A Silvia começou o papo depois do café da manhã naquela mesa com uma meia dúzia de quase idosos, mais duas adolescentes e, é bom que se diga, nenhuma criança:

- A gente vai envelhecendo e vai perdendo a paciência com tanta coisa... Eu, por exemplo, não tolero criança birrenta. Foi de pronto, emendada pela Marieta:

- Que nem eu. Detesto ir a casas onde têm crianças. É barulho demais!

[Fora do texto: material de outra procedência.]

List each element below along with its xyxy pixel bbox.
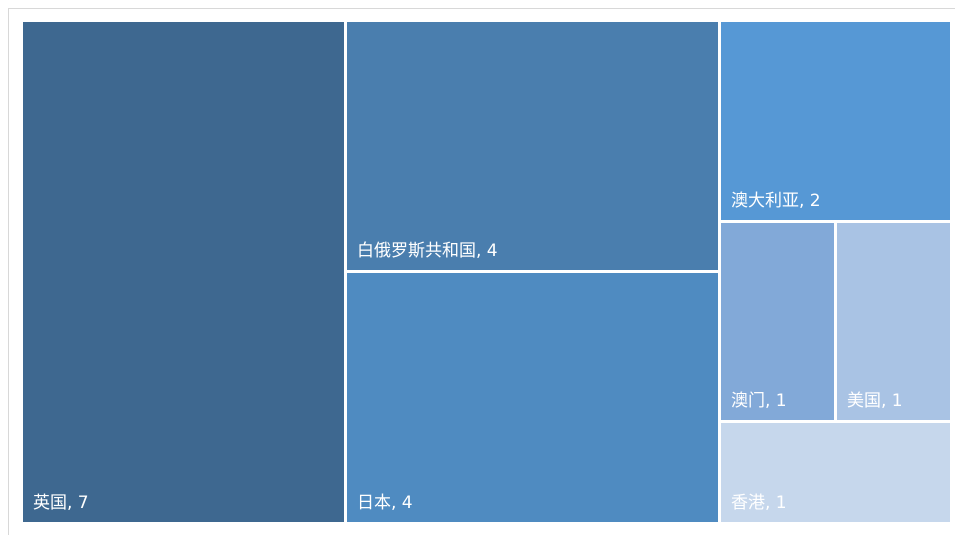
treemap-rect[interactable] [721,223,834,420]
treemap-label: 香港, 1 [731,493,787,513]
chart-frame [8,8,955,535]
treemap-rect[interactable] [837,223,950,420]
treemap-label: 英国, 7 [33,493,89,513]
treemap-tile-澳门[interactable]: 澳门, 1 [721,223,834,420]
treemap-label: 白俄罗斯共和国, 4 [357,241,498,261]
treemap-tile-日本[interactable]: 日本, 4 [347,273,718,522]
treemap-tile-英国[interactable]: 英国, 7 [23,22,344,522]
treemap-tile-澳大利亚[interactable]: 澳大利亚, 2 [721,22,950,220]
treemap-rect[interactable] [23,22,344,522]
treemap-rect[interactable] [721,423,950,522]
treemap-rect[interactable] [347,22,718,270]
treemap-label: 澳门, 1 [731,391,787,411]
treemap-label: 澳大利亚, 2 [731,191,821,211]
treemap-tile-香港[interactable]: 香港, 1 [721,423,950,522]
treemap-rect[interactable] [347,273,718,522]
treemap-rect[interactable] [721,22,950,220]
treemap-tile-白俄罗斯共和国[interactable]: 白俄罗斯共和国, 4 [347,22,718,270]
treemap-label: 日本, 4 [357,493,413,513]
treemap-tile-美国[interactable]: 美国, 1 [837,223,950,420]
treemap-label: 美国, 1 [847,391,903,411]
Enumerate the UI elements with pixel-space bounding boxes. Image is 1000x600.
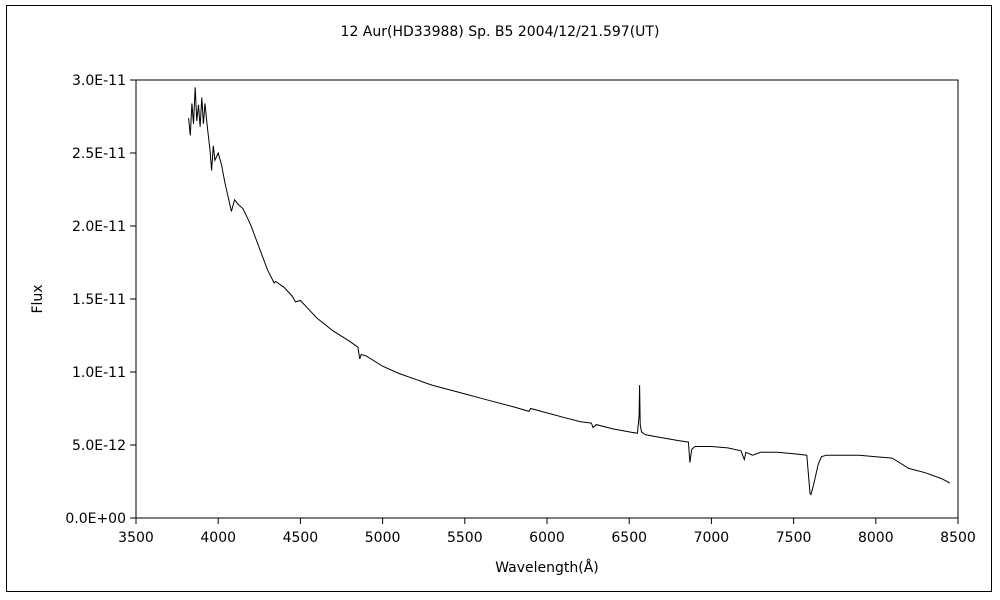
chart-title: 12 Aur(HD33988) Sp. B5 2004/12/21.597(UT… — [341, 24, 660, 40]
y-axis-label: Flux — [30, 284, 46, 313]
x-tick-label: 7500 — [776, 530, 812, 546]
x-tick-label: 7000 — [694, 530, 730, 546]
y-tick-label: 0.0E+00 — [65, 511, 126, 527]
y-tick-label: 5.0E-12 — [72, 438, 126, 454]
x-tick-label: 6000 — [529, 530, 565, 546]
x-tick-label: 5500 — [447, 530, 483, 546]
x-tick-label: 4000 — [200, 530, 236, 546]
x-tick-label: 3500 — [118, 530, 154, 546]
x-axis-label: Wavelength(Å) — [495, 559, 599, 576]
y-tick-label: 1.0E-11 — [72, 365, 126, 381]
y-axis: 0.0E+00 5.0E-12 1.0E-11 1.5E-11 2.0E-11 2.5E-… — [65, 73, 136, 527]
y-tick-label: 3.0E-11 — [72, 73, 126, 89]
y-tick-label: 1.5E-11 — [72, 292, 126, 308]
plot-area — [135, 79, 959, 519]
chart-frame — [6, 5, 992, 592]
x-tick-label: 4500 — [283, 530, 319, 546]
spectrum-line — [188, 87, 951, 496]
x-tick-label: 8500 — [940, 530, 976, 546]
x-axis: 3500 4000 4500 5000 5500 6000 6500 7000 7500 8000… — [118, 518, 976, 546]
x-tick-label: 5000 — [365, 530, 401, 546]
x-tick-label: 8000 — [858, 530, 894, 546]
x-tick-label: 6500 — [611, 530, 647, 546]
y-tick-label: 2.5E-11 — [72, 146, 126, 162]
y-tick-label: 2.0E-11 — [72, 219, 126, 235]
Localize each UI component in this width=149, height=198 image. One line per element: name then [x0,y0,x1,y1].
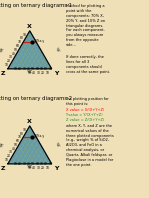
Text: %Z: %Z [27,70,33,74]
Text: 60: 60 [16,44,20,48]
Text: 40: 40 [11,147,15,151]
Text: 40: 40 [11,52,15,56]
Text: Y: Y [54,70,58,75]
Text: 90: 90 [49,162,53,166]
Text: 40: 40 [27,162,31,166]
Text: where X, Y, and Z are the
numerical values of the
three plotted components
(e.g.: where X, Y, and Z are the numerical valu… [66,124,113,167]
Text: 50: 50 [28,166,32,170]
Text: 90: 90 [22,33,26,37]
Text: 50: 50 [14,143,17,147]
Text: 50: 50 [31,162,35,166]
Text: 80: 80 [20,131,24,135]
Text: X value = X/(X+Y+Z): X value = X/(X+Y+Z) [66,108,104,112]
Text: %Y: %Y [54,47,60,53]
Text: 30: 30 [9,150,13,154]
Text: 90: 90 [49,67,53,71]
Text: Plotting on ternary diagrams 2: Plotting on ternary diagrams 2 [0,96,72,101]
Text: 40: 40 [32,166,36,170]
Text: 20: 20 [41,166,45,170]
Text: 80: 80 [20,36,24,40]
Polygon shape [8,31,52,69]
Text: 50: 50 [28,71,32,75]
Text: If done correctly, the
lines for all 3
components should
cross at the same point: If done correctly, the lines for all 3 c… [66,55,110,74]
Text: Method for plotting a
point with the
components: 70% X,
20% Y, and 10% Z on
tria: Method for plotting a point with the com… [66,4,105,47]
Text: %X: %X [0,46,5,53]
Text: 30: 30 [37,166,40,170]
Text: 70: 70 [18,40,22,44]
Text: 10: 10 [5,158,9,162]
Text: 20: 20 [41,71,45,75]
Text: %X: %X [0,141,5,148]
Text: 70: 70 [40,67,44,71]
Text: 30: 30 [9,55,13,59]
Text: 30: 30 [22,67,26,71]
Text: 40: 40 [32,71,36,75]
Text: 80: 80 [44,162,48,166]
Text: 80: 80 [44,67,48,71]
Text: 40: 40 [27,67,31,71]
Text: Y value = Y/(X+Y+Z): Y value = Y/(X+Y+Z) [66,113,103,117]
Text: 20: 20 [7,154,11,158]
Text: 60: 60 [35,67,39,71]
Text: X: X [27,24,32,29]
Text: 30%x,y: 30%x,y [34,39,45,43]
Text: 10: 10 [14,162,17,166]
Text: 60: 60 [35,162,39,166]
Text: 30%x,y: 30%x,y [34,134,45,138]
Text: 90: 90 [22,128,26,132]
Text: 60: 60 [16,139,20,143]
Text: 30: 30 [37,71,40,75]
Text: 10: 10 [5,63,9,67]
Text: X: X [27,119,32,124]
Text: 50: 50 [31,67,35,71]
Text: Y: Y [54,166,58,170]
Text: Z: Z [1,70,6,75]
Text: %Y: %Y [54,142,60,148]
Text: Plotting on ternary diagrams 1: Plotting on ternary diagrams 1 [0,3,72,8]
Text: 10: 10 [45,71,49,75]
Text: 10: 10 [14,67,17,71]
Text: 70: 70 [18,135,22,139]
Text: 50: 50 [14,48,17,52]
Text: 20: 20 [18,162,22,166]
Text: 20: 20 [7,59,11,63]
Text: The plotting position for
this point is:: The plotting position for this point is: [66,97,109,106]
Text: 10: 10 [45,166,49,170]
Polygon shape [8,126,52,164]
Text: Z value = Z/(X+Y+Z): Z value = Z/(X+Y+Z) [66,118,104,122]
Text: %Z: %Z [27,165,33,169]
Text: 30: 30 [22,162,26,166]
Text: 70: 70 [40,162,44,166]
Text: Z: Z [1,166,6,170]
Text: 20: 20 [18,67,22,71]
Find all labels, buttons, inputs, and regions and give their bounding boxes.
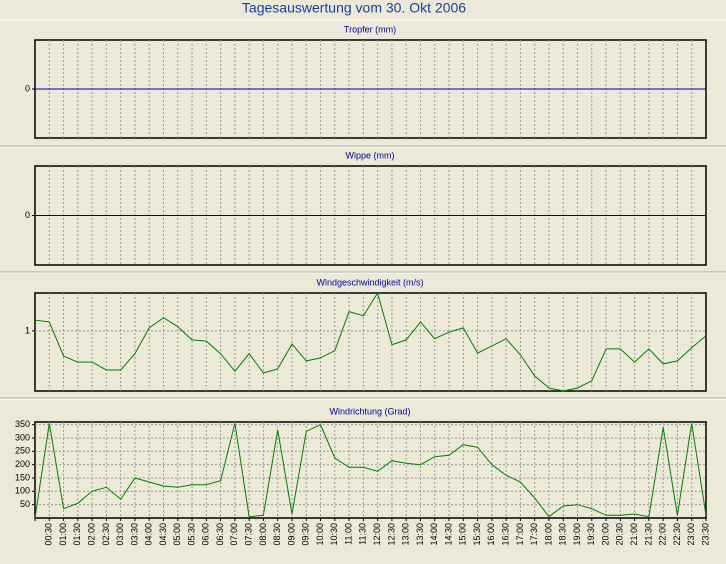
- x-tick-label: 14:30: [443, 523, 453, 546]
- x-tick-label: 18:00: [543, 523, 553, 546]
- x-tick-label: 03:30: [129, 523, 139, 546]
- x-tick-label: 16:30: [501, 523, 511, 546]
- x-tick-label: 19:30: [586, 523, 596, 546]
- x-tick-label: 21:30: [643, 523, 653, 546]
- x-tick-label: 23:30: [700, 523, 710, 546]
- panel-title: Wippe (mm): [346, 150, 395, 160]
- x-tick-label: 10:30: [329, 523, 339, 546]
- x-tick-label: 15:00: [458, 523, 468, 546]
- x-tick-label: 12:30: [386, 523, 396, 546]
- x-tick-label: 07:30: [244, 523, 254, 546]
- x-tick-label: 17:00: [515, 523, 525, 546]
- x-tick-label: 12:00: [372, 523, 382, 546]
- x-tick-label: 05:00: [172, 523, 182, 546]
- data-line: [34, 291, 707, 392]
- x-tick-label: 00:30: [44, 523, 54, 546]
- x-tick-label: 07:00: [229, 523, 239, 546]
- x-tick-label: 11:00: [343, 523, 353, 545]
- x-tick-label: 08:00: [258, 523, 268, 546]
- page-title: Tagesauswertung vom 30. Okt 2006: [242, 0, 466, 16]
- x-tick-label: 14:00: [429, 523, 439, 546]
- x-tick-label: 22:00: [658, 523, 668, 546]
- x-tick-label: 23:00: [686, 523, 696, 546]
- x-tick-label: 04:30: [158, 523, 168, 546]
- x-tick-label: 05:30: [186, 523, 196, 546]
- x-tick-label: 10:00: [315, 523, 325, 546]
- x-tick-label: 01:00: [58, 523, 68, 546]
- y-tick-label: 150: [15, 472, 30, 482]
- x-tick-label: 13:30: [415, 523, 425, 546]
- panel-title: Windgeschwindigkeit (m/s): [316, 277, 423, 287]
- y-tick-label: 200: [15, 459, 30, 469]
- x-tick-label: 20:30: [615, 523, 625, 546]
- x-tick-label: 08:30: [272, 523, 282, 546]
- x-tick-label: 15:30: [472, 523, 482, 546]
- x-tick-label: 04:00: [144, 523, 154, 546]
- x-tick-label: 22:30: [672, 523, 682, 546]
- x-tick-label: 02:00: [86, 523, 96, 546]
- x-tick-label: 01:30: [72, 523, 82, 546]
- x-tick-label: 02:30: [101, 523, 111, 546]
- y-tick-label: 350: [15, 419, 30, 429]
- x-tick-label: 13:00: [401, 523, 411, 546]
- x-tick-label: 09:30: [301, 523, 311, 546]
- panel-title: Tropfer (mm): [344, 24, 396, 34]
- y-tick-label: 0: [25, 210, 30, 220]
- data-line: [34, 423, 707, 519]
- plot-area: [34, 421, 707, 519]
- x-tick-label: 03:00: [115, 523, 125, 546]
- y-tick-label: 0: [25, 83, 30, 93]
- x-tick-label: 20:00: [600, 523, 610, 546]
- y-tick-label: 100: [15, 486, 30, 496]
- y-tick-label: 50: [20, 499, 30, 509]
- x-tick-label: 09:00: [286, 523, 296, 546]
- x-tick-label: 21:00: [629, 523, 639, 546]
- plot-area: [34, 292, 707, 392]
- x-tick-label: 11:30: [358, 523, 368, 545]
- y-tick-label: 250: [15, 446, 30, 456]
- x-tick-label: 06:30: [215, 523, 225, 546]
- y-tick-label: 1: [25, 325, 30, 335]
- y-tick-label: 300: [15, 432, 30, 442]
- x-tick-label: 18:30: [558, 523, 568, 546]
- x-tick-label: 19:00: [572, 523, 582, 546]
- x-tick-label: 17:30: [529, 523, 539, 546]
- x-tick-label: 06:00: [201, 523, 211, 546]
- x-tick-label: 16:00: [486, 523, 496, 546]
- panel-title: Windrichtung (Grad): [329, 406, 410, 416]
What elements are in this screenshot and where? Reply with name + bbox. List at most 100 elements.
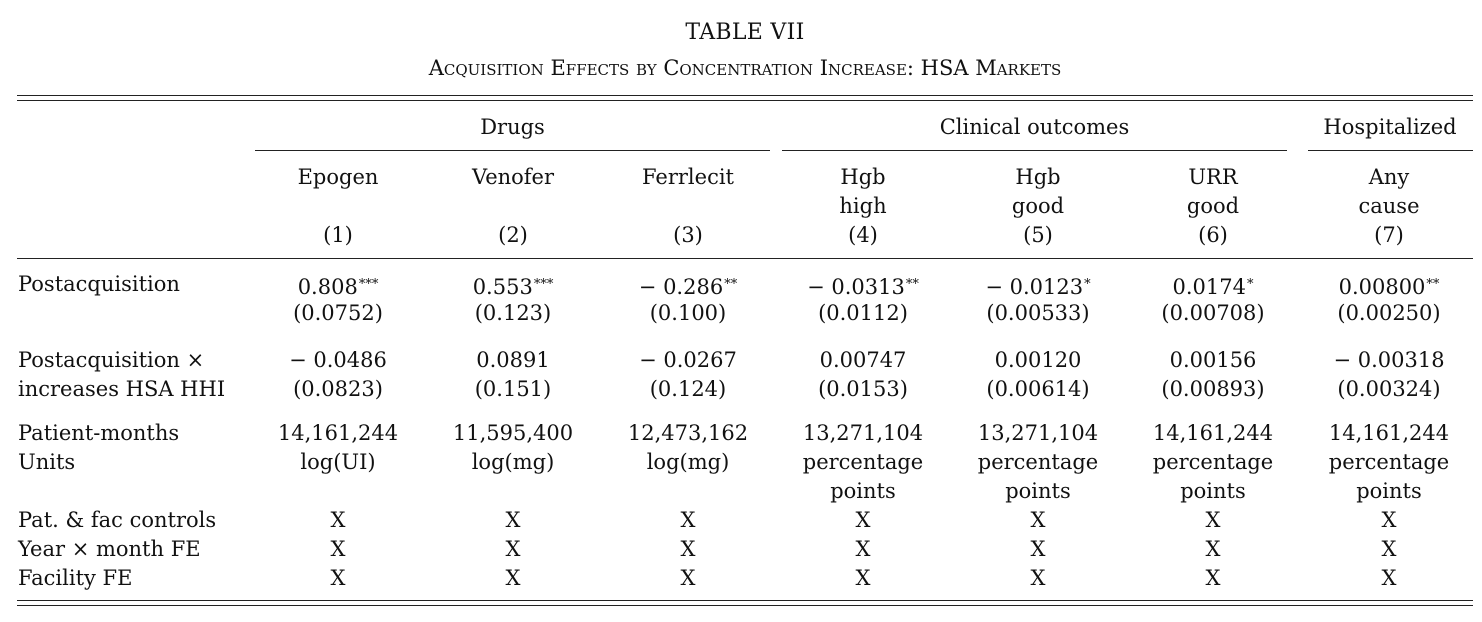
column-name-5: good [1011, 194, 1065, 218]
bottom-rule [17, 600, 1473, 601]
header-rule [17, 258, 1473, 259]
control-mark: X [1205, 566, 1221, 590]
control-mark: X [1381, 508, 1397, 532]
group-header-drugs: Drugs [480, 115, 545, 139]
column-name-4: high [839, 194, 887, 218]
coef-interaction: 0.00120 [994, 348, 1082, 372]
coef-postacquisition: 0.553*** [428, 270, 598, 302]
patient-months-value: 12,473,162 [627, 421, 749, 445]
significance-stars: ** [724, 277, 738, 292]
coef-value: − 0.286 [638, 275, 724, 299]
row-label-control-3: Facility FE [18, 566, 133, 590]
control-mark: X [680, 537, 696, 561]
units-value: points [1356, 479, 1422, 503]
se-interaction: (0.0823) [293, 377, 383, 401]
se-postacquisition: (0.0752) [293, 301, 383, 325]
se-postacquisition: (0.123) [474, 301, 552, 325]
column-name-5: Hgb [1015, 165, 1061, 189]
coef-interaction: − 0.0486 [289, 348, 387, 372]
significance-stars: ** [905, 277, 919, 292]
control-mark: X [855, 508, 871, 532]
units-value: percentage [802, 450, 924, 474]
units-value: points [1180, 479, 1246, 503]
column-name-7: Any [1368, 165, 1410, 189]
se-interaction: (0.124) [649, 377, 727, 401]
coef-interaction: − 0.0267 [639, 348, 737, 372]
row-label-units: Units [18, 450, 76, 474]
column-number-3: (3) [673, 223, 703, 247]
column-number-2: (2) [498, 223, 528, 247]
control-mark: X [330, 508, 346, 532]
significance-stars: * [1084, 277, 1091, 292]
coef-value: 0.0174 [1172, 275, 1246, 299]
coef-value: 0.00800 [1338, 275, 1426, 299]
units-value: points [1005, 479, 1071, 503]
se-postacquisition: (0.00250) [1337, 301, 1441, 325]
control-mark: X [1381, 537, 1397, 561]
control-mark: X [505, 508, 521, 532]
row-label-interaction-2: increases HSA HHI [18, 377, 226, 401]
se-interaction: (0.00614) [986, 377, 1090, 401]
group-header-hospitalized: Hospitalized [1323, 115, 1457, 139]
units-value: log(mg) [471, 450, 555, 474]
column-number-7: (7) [1374, 223, 1404, 247]
coef-postacquisition: 0.808*** [253, 270, 423, 302]
patient-months-value: 14,161,244 [1152, 421, 1274, 445]
units-value: log(UI) [300, 450, 376, 474]
control-mark: X [1030, 537, 1046, 561]
patient-months-value: 14,161,244 [1328, 421, 1450, 445]
units-value: percentage [977, 450, 1099, 474]
row-label-control-2: Year × month FE [18, 537, 201, 561]
significance-stars: *** [358, 277, 379, 292]
table-subtitle: Acquisition Effects by Concentration Inc… [428, 56, 1062, 80]
group-rule-drugs [255, 150, 770, 151]
control-mark: X [855, 537, 871, 561]
control-mark: X [330, 537, 346, 561]
coef-interaction: 0.00156 [1169, 348, 1257, 372]
se-postacquisition: (0.00708) [1161, 301, 1265, 325]
significance-stars: * [1246, 277, 1254, 292]
control-mark: X [680, 508, 696, 532]
control-mark: X [1030, 508, 1046, 532]
row-label-patient-months: Patient-months [18, 421, 180, 445]
column-name-6: URR [1188, 165, 1238, 189]
row-label-control-1: Pat. & fac controls [18, 508, 217, 532]
control-mark: X [855, 566, 871, 590]
control-mark: X [1205, 537, 1221, 561]
patient-months-value: 13,271,104 [977, 421, 1099, 445]
column-name-6: good [1186, 194, 1240, 218]
column-name-3: Ferrlecit [642, 165, 734, 189]
column-number-5: (5) [1023, 223, 1053, 247]
group-header-clinical: Clinical outcomes [939, 115, 1130, 139]
se-interaction: (0.0153) [818, 377, 908, 401]
units-value: points [830, 479, 896, 503]
control-mark: X [330, 566, 346, 590]
significance-stars: ** [1426, 277, 1440, 292]
control-mark: X [1030, 566, 1046, 590]
column-number-4: (4) [848, 223, 878, 247]
control-mark: X [680, 566, 696, 590]
coef-interaction: 0.0891 [476, 348, 550, 372]
coef-interaction: − 0.00318 [1333, 348, 1445, 372]
units-value: log(mg) [646, 450, 730, 474]
bottom-rule-2 [17, 605, 1473, 606]
control-mark: X [505, 566, 521, 590]
column-name-4: Hgb [840, 165, 886, 189]
column-number-6: (6) [1198, 223, 1228, 247]
control-mark: X [1381, 566, 1397, 590]
patient-months-value: 11,595,400 [452, 421, 574, 445]
coef-value: 0.808 [297, 275, 358, 299]
top-rule [17, 95, 1473, 96]
patient-months-value: 14,161,244 [277, 421, 399, 445]
se-interaction: (0.151) [474, 377, 552, 401]
se-postacquisition: (0.00533) [986, 301, 1090, 325]
coef-interaction: 0.00747 [819, 348, 907, 372]
table-title: TABLE VII [685, 20, 805, 45]
group-rule-clinical [782, 150, 1287, 151]
units-value: percentage [1152, 450, 1274, 474]
control-mark: X [505, 537, 521, 561]
units-value: percentage [1328, 450, 1450, 474]
se-postacquisition: (0.100) [649, 301, 727, 325]
se-interaction: (0.00893) [1161, 377, 1265, 401]
row-label-postacquisition: Postacquisition [18, 272, 180, 296]
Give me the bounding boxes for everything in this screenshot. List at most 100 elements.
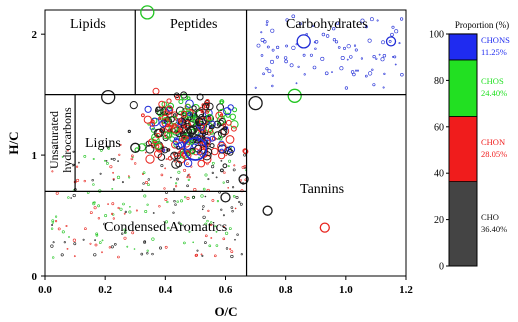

Só uma pausa: a gente ouve tantos adultos dizerem que não agüentam a intolerância e a indiferença dos outros adultos, que as crianças são o símbolo da ternura, o resgate da pureza, da inocência, são a esperança de um mundo melhor e depois tem que ouvir quase das mesmas pessoas essas barbaridades. Estranho mundo!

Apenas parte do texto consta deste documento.